Tuesday, February 17, 2009

Timothy Gethner: Captain Regime Uncertainty

As Bill Anderson points out, Robert Higgs in 1997 wrote one of the best and most important papers on the Great Depression called "Regime Uncertainty." It explained one of the reasons that long-term private investment stayed low throughout the 1930's: Because of uncertainty, created by government, businessmen did not make long-term investments for fear of changes in rules and regulations that might take place that would damage their investments.

Tim Geithner seems to want to prove Higgs theory correct all by himself. First, we had his absurd press conference, and now we have a leak, reported by WaPo, from the Treasury trying to explain why Geithner's performance was so bad.

The leaker is obviously Geithner, or someone close to him. The leaker tells WaPo that:

Just days before Treasury Secretary Timothy F. Geithner was scheduled to lay out his much-anticipated plan to deal with the toxic assets imperiling the financial system, he and his team made a sudden about-face.

According to several sources involved in the deliberations, Geithner had come to the conclusion that the strategies he and his team had spent weeks working on were too expensive, too complex and too risky for taxpayers... There was one problem: They didn't have enough time to work out many details or consult with others before the plan was supposed to be unveiled.

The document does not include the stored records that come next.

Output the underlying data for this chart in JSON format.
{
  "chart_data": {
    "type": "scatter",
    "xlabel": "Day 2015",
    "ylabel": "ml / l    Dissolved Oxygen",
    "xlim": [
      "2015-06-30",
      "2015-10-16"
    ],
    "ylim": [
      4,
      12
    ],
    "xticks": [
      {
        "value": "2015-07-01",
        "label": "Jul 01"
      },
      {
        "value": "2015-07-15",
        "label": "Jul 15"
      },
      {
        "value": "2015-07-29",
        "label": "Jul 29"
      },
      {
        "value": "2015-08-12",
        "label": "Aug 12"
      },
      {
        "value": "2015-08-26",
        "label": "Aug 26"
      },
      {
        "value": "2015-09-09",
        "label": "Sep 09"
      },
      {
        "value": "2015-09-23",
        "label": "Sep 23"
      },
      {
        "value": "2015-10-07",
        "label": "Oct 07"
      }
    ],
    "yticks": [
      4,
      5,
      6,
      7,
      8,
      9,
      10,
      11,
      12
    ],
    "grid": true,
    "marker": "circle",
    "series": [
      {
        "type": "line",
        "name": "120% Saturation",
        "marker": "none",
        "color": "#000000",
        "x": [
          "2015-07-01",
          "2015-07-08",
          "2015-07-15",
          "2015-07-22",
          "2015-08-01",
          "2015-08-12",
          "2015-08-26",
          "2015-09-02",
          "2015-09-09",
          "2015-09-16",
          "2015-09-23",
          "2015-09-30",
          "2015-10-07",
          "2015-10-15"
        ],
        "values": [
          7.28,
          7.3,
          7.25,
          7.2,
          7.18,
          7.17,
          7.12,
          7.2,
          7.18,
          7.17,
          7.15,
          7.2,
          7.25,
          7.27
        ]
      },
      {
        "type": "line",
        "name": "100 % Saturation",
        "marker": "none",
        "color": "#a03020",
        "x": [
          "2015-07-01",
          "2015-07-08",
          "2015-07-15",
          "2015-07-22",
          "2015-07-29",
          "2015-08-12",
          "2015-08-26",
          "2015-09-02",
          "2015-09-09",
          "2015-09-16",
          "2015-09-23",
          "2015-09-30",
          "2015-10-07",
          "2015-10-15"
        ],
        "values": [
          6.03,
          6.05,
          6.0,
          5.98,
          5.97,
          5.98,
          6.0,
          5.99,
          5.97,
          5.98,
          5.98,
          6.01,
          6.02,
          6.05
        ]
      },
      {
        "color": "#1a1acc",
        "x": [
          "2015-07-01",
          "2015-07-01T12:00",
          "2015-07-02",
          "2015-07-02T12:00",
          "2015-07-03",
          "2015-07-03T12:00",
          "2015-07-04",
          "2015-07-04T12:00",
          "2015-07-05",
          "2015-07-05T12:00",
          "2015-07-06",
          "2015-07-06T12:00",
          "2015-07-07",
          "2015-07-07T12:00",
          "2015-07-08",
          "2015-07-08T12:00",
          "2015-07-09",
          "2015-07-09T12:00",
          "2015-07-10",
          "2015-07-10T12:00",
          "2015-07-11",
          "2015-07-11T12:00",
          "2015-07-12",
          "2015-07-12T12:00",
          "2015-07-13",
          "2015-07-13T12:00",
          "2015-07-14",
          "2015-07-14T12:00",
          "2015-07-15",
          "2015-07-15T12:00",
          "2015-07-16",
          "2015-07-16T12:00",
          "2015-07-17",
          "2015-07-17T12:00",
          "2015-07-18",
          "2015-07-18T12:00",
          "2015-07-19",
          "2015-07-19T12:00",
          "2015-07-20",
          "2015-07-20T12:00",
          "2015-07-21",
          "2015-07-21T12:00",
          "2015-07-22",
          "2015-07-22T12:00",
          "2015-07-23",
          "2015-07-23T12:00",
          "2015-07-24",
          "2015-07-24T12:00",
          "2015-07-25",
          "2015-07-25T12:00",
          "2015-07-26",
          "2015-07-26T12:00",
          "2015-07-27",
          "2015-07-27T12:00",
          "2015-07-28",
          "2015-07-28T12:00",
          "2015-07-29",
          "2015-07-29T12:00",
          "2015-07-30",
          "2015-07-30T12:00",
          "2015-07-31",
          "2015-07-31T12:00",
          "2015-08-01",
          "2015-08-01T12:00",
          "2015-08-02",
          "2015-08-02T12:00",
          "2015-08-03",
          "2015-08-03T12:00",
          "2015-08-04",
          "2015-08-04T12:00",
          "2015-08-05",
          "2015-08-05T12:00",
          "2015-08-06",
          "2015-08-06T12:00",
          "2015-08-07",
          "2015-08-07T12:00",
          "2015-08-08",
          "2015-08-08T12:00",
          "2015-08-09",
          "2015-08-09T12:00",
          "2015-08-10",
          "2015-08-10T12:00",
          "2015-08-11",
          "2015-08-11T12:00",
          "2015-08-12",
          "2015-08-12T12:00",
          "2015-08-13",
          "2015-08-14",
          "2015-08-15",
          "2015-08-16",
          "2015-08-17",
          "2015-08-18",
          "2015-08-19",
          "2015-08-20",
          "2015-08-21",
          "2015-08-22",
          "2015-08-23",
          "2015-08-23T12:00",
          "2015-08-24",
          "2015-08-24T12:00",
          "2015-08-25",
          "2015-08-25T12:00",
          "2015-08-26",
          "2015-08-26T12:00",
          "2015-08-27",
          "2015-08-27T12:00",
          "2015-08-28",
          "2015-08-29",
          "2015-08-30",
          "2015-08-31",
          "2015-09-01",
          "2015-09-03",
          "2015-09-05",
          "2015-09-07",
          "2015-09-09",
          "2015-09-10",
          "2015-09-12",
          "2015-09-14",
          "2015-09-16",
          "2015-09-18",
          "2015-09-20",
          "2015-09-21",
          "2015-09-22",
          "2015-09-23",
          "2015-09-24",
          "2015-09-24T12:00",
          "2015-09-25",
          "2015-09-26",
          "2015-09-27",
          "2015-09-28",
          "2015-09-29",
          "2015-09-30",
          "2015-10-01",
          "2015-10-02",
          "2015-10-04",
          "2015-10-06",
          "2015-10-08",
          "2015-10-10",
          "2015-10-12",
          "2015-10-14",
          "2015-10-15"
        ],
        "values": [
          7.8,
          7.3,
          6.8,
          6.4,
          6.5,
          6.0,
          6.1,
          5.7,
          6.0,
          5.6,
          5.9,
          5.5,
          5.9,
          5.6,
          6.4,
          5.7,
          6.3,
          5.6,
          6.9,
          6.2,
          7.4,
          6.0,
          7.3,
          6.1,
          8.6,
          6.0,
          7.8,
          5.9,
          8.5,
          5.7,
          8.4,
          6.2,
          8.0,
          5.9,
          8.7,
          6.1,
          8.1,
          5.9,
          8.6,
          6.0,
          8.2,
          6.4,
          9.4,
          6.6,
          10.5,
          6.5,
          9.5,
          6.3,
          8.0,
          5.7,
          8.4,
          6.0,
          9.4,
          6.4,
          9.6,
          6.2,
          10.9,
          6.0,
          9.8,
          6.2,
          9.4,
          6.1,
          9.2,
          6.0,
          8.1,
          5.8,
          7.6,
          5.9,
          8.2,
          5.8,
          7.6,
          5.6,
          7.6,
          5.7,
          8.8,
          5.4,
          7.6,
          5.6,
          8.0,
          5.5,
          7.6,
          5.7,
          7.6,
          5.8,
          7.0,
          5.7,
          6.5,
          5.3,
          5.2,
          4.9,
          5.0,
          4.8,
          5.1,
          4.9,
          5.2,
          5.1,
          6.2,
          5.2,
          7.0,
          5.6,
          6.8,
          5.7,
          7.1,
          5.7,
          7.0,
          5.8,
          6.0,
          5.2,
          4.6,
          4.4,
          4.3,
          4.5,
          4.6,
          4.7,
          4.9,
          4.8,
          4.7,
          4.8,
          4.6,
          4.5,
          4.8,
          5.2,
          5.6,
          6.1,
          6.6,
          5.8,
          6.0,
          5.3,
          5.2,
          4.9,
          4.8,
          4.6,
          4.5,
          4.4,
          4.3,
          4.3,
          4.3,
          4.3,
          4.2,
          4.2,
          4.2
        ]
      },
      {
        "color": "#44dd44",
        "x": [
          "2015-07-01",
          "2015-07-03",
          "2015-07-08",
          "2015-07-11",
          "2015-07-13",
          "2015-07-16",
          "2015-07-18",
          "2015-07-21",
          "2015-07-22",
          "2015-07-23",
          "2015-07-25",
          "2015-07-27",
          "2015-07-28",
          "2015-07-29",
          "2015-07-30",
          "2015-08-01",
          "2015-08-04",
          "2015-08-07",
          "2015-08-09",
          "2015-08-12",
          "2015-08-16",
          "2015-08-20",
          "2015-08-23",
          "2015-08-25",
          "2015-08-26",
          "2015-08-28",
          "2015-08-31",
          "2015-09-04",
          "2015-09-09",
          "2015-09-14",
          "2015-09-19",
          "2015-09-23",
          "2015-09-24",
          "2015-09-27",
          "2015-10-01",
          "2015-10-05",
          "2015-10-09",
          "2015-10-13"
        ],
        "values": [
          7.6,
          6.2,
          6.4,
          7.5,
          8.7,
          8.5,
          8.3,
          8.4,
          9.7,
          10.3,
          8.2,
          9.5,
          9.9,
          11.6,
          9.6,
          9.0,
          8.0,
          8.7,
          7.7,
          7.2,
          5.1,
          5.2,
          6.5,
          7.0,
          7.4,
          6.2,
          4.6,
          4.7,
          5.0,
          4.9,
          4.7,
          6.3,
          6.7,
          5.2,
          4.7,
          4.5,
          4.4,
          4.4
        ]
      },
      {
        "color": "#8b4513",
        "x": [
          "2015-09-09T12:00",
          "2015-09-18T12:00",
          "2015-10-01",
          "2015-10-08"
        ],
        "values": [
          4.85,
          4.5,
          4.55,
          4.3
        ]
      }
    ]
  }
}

The sharp course change was one of the key reasons why Geithner's plan -- his first major policy initiative as Treasury secretary -- landed with such a thud last Tuesday
Is Geithner really this clueless? He changed his entire rescue plan for an on the edge banking sector just days before he was to outline his plan to the country, and is now using this fact, which paints him as totally clueless, for justification for his clueless press conference. Is it any wonder the market was down by 4.0% today? Folks, this is as clear a case of regime uncertainty as you are ever going to get. Nobody has read the playbook because there isn't one. How can anyone invest in the banking sector under these clueless conditions?